Sleep is known to play a key role in facilitating various physiological processes, while also contributing to the healthy functioning of the brain. Lack of sleep and poor sleep quality have been linked to various chronic health and mental health issues, including high blood pressure, depression, stroke, obesity, and heart disease.

Sleep disturbances have also been implicated in the development of neurodegenerative diseases. Interestingly, neurodegenerative diseases have also been associated with the dysfunction of microglia, the primary mammalian immune cells, yet the link between microglia and sleep has not been thoroughly studied yet.

Researchers at University of California Berkeley (UC Berkeley), Huazhong University of Science and Technology and other institutes in China recently carried out a study exploring the potential role of microglia in regulating sleep. Their findings, published in Nature Neuroscience, suggest that microglia regulate sleep by modulating the transmission of the neurotransmitter norepinephrine, which is known to contribute to arousal, attention and stress reactions.

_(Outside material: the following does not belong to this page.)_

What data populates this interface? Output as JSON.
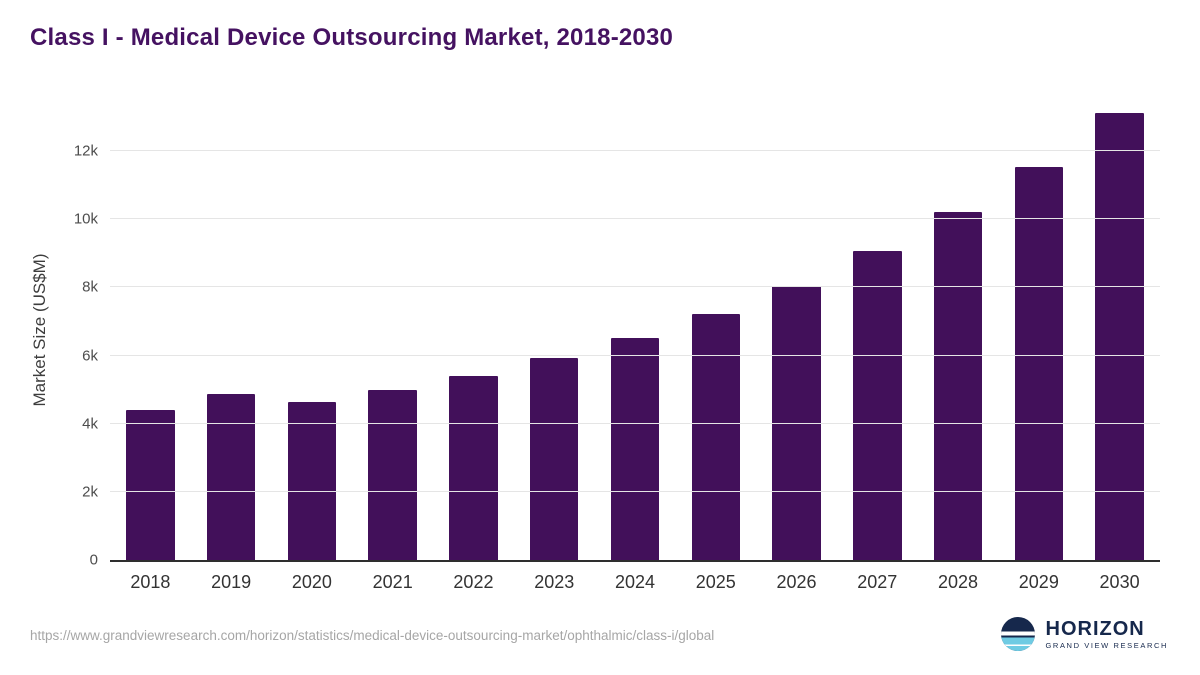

“We show in mice that microglia can regulate sleep through a mechanism involving G_i -coupled GPCRs, intracellular Ca²⁺ signaling and suppression of norepinephrine transmission,” Chenyan Ma, Bing Li and their colleagues wrote in their paper.

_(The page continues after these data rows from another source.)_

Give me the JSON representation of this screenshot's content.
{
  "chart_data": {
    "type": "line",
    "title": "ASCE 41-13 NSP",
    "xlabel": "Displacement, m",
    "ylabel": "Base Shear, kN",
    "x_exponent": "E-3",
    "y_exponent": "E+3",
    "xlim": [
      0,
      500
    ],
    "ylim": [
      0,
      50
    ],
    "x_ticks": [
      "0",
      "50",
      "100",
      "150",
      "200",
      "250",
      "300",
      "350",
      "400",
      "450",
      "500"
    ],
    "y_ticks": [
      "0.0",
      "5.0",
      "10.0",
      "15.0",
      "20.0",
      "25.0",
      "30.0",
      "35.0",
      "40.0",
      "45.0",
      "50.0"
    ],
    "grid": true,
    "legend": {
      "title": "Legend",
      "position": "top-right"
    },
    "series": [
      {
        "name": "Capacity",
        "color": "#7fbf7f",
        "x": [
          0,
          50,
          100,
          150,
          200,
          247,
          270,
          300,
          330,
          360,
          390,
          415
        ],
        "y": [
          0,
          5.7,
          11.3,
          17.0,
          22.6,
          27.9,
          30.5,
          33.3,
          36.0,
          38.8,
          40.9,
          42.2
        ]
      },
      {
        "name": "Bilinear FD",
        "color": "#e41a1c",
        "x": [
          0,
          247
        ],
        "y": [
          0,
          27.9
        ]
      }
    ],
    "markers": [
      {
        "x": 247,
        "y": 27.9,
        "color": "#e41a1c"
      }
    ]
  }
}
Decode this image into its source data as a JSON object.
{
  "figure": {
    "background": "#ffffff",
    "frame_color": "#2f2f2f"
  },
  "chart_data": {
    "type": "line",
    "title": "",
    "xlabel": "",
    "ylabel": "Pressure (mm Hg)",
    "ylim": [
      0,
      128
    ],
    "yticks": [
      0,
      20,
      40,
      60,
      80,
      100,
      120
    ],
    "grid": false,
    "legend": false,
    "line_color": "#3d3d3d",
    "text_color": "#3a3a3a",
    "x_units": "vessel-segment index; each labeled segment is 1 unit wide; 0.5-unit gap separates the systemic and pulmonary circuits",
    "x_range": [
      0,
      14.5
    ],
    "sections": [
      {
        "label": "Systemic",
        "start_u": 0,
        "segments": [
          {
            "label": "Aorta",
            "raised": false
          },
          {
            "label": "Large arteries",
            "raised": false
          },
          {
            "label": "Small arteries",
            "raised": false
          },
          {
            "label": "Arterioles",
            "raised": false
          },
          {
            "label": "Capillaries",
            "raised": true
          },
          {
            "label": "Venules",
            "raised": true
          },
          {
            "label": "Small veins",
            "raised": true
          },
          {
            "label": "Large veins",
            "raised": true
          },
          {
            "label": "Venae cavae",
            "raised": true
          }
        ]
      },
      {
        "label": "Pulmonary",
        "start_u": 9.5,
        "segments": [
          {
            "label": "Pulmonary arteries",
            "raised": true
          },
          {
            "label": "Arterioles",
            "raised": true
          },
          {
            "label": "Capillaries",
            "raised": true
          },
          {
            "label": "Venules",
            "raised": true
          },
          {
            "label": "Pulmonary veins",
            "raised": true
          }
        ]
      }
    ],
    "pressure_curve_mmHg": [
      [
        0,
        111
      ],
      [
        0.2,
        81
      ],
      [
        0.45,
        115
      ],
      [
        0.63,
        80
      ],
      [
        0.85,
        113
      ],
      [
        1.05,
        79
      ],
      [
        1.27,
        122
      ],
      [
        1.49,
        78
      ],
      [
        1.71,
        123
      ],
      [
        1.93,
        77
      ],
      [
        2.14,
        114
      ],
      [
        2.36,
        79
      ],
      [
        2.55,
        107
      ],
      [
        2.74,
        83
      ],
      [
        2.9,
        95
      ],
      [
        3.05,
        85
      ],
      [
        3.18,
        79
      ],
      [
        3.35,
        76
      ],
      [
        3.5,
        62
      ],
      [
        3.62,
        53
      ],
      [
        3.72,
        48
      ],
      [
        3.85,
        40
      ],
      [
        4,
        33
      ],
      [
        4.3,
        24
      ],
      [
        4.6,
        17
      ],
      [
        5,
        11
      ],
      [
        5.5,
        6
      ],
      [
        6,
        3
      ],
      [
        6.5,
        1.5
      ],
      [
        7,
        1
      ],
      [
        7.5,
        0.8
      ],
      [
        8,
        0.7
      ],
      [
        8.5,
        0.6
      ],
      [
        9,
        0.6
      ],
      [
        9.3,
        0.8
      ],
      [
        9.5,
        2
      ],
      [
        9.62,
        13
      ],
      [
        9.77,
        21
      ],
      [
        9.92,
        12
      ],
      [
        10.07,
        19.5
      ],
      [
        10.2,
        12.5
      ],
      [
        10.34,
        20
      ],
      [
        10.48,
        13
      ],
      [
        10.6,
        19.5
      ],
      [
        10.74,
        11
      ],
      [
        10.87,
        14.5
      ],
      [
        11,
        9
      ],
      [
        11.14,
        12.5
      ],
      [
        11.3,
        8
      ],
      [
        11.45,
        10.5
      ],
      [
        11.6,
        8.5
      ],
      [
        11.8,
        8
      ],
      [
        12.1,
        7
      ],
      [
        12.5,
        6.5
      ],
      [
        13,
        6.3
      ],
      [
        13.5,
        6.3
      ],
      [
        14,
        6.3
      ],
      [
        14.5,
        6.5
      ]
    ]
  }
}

To investigate the role of microglia in sleep regulation, the researchers carried out a series of experiments on mice, using chemogenetic techniques to manipulate and image microglia signaling in their brain. Specifically, they selectively activated or blocked P2Y12, a Gi -protein-coupled ATP/ADP receptor that has been found to be central to the function of microglia.

The team observed the neural mechanisms that followed the experimental activation/blocking of P2Y12–Gi signaling and recorded the sleeping behavior of the mice. This allowed them to gather new insight about how microglia may regulate sleep in mice, and potentially also in humans and other mammals.

“Chemogenetic activation of microglia G_i signaling strongly promoted sleep, whereas pharmacological blockade of Gi -coupled P2Y12 receptors decreased sleep,” the researchers wrote.

“Two-photon imaging in the cortex showed that P2Y12–G_i activation elevated microglia intracellular Ca²⁺, and blockade of this Ca²⁺ elevation largely abolished the Gi -induced sleep increase. Microglia Ca²⁺ level also increased at natural wake-to-sleep transitions, caused partly by reduced norepinephrine levels. Furthermore, imaging of norepinephrine with its biosensor in the cortex showed that microglia P2Y12–G_i activation significantly reduced norepinephrine levels, partly by increasing the adenosine concentration.”

Overall, the results collected by Ma, Li and their colleagues suggest that microglia play a key role in the regulation of sleep. Specifically, these immune cells appear to regulate sleep via reciprocal interactions with the transmission of norepinephrine.

These initial observations could soon pave the way for further studies investigating the role of microglia in sleep regulation, focusing on norepinephrine transmission.

As microglia dysfunction and sleep disturbances have been linked to Alzheimer’s and other neurodegenerative diseases, this work may also broaden neuroscientists’ understanding of these diseases, potentially aiding the future development of new therapeutic strategies.